When you make a call to foo(10), pretend that the bound variables in the body of the function get assigned sequence numbers starting from 100 -

function foo() {
    v[100] = 10; // x = 10
    v[101] = 3;  // var tmp = 3;

    return function (y) {
      alert(v[100] + y + (++(v[101])));
    }
}

So you get as the result,

function (y) {
    alert(v[100] + y + (++(v[101])));
}

y remains as such because it hasn’t been bound to a value just yet. That will happen only when you call this result function.

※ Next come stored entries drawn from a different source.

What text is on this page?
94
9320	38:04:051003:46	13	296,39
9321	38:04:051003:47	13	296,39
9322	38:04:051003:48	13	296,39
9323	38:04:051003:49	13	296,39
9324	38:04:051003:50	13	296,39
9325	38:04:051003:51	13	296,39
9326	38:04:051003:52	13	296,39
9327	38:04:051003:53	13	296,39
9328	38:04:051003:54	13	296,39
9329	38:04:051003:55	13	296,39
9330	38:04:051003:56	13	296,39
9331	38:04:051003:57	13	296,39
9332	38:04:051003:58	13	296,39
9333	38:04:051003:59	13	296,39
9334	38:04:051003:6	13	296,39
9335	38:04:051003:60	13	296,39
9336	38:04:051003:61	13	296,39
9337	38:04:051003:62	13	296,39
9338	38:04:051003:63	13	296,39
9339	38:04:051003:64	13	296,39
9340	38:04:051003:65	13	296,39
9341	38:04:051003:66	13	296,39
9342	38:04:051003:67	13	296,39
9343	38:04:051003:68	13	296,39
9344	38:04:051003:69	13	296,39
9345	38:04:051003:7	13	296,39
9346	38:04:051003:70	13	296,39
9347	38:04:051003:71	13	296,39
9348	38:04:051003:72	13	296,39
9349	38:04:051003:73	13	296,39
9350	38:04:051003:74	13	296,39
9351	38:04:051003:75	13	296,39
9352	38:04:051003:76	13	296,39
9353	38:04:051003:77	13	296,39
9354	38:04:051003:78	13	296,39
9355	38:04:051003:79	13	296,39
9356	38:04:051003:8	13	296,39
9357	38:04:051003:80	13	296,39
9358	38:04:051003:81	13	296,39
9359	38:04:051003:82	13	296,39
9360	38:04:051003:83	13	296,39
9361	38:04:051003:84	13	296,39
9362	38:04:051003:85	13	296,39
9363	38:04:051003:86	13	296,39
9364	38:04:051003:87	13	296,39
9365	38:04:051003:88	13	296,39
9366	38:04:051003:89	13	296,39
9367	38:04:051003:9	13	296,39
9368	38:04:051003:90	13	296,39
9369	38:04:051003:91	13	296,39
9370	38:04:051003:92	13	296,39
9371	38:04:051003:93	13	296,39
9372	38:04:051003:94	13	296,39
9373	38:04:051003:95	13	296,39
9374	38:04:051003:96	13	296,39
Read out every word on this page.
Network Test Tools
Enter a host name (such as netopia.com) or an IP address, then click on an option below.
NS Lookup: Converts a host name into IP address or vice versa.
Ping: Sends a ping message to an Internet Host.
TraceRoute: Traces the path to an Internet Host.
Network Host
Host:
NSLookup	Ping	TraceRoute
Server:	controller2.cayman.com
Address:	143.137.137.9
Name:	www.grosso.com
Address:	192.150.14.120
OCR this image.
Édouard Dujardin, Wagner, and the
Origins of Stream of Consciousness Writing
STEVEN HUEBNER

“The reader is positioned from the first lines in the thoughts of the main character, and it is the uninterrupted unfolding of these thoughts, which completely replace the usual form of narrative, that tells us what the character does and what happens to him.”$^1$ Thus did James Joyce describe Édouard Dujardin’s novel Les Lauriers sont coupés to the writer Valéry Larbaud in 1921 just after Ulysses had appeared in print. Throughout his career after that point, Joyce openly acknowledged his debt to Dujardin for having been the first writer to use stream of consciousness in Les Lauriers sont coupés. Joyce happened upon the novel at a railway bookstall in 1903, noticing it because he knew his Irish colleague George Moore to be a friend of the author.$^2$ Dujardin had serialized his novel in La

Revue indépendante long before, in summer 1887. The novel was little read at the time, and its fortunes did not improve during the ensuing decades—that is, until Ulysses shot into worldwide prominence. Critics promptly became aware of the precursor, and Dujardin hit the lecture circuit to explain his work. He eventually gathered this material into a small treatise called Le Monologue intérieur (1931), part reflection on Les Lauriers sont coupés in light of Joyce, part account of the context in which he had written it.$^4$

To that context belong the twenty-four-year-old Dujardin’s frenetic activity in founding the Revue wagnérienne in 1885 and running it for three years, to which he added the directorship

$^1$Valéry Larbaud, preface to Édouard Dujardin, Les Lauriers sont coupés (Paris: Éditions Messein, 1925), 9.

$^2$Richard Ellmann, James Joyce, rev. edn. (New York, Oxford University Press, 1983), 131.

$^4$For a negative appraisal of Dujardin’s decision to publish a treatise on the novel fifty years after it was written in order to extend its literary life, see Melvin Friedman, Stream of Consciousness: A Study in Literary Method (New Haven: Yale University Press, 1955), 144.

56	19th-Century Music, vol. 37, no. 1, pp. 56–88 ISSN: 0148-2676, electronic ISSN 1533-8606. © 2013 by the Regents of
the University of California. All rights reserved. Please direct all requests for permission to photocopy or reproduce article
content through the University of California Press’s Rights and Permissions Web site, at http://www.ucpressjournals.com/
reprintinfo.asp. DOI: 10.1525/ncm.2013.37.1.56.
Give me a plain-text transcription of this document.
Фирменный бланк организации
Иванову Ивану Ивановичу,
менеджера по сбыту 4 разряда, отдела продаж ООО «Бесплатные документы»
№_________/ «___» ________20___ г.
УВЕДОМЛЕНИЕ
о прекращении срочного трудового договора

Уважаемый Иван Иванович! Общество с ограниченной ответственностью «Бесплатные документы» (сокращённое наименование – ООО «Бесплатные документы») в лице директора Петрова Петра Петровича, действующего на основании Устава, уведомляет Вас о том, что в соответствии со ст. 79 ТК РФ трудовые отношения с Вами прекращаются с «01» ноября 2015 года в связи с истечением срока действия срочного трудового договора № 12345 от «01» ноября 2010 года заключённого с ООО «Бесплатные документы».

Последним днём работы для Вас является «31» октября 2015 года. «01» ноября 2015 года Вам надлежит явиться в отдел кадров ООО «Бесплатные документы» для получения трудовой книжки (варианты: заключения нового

Now, when you call foo another time like foo(20), the sequence continues from 102 …

function foo() {
    v[102] = 20; // x = 20
    v[103] = 3;  // var tmp = 3;

    return function (y) {
        alert(v[102] + y + (++(v[103])));
    }
}

So you get another function as the result -

function (y) {
    alert(v[102] + y + (++(v[103])));
}

The store now reads v[100] = 10, v[101] = 3, v[102] = 20 and v[103] = 3. It becomes clear what the two result functions do. Note that they do not share the same storage locations and therefore the two ++ calls increment different storage locations. In this model, each var statement and each argument of a function causes the index assigned to be incremented on a function call, and unbound variables do not cause increments. The behaviour of closures created in javascript is as though such an indefinitely increasing numbering scheme is being used under the hood.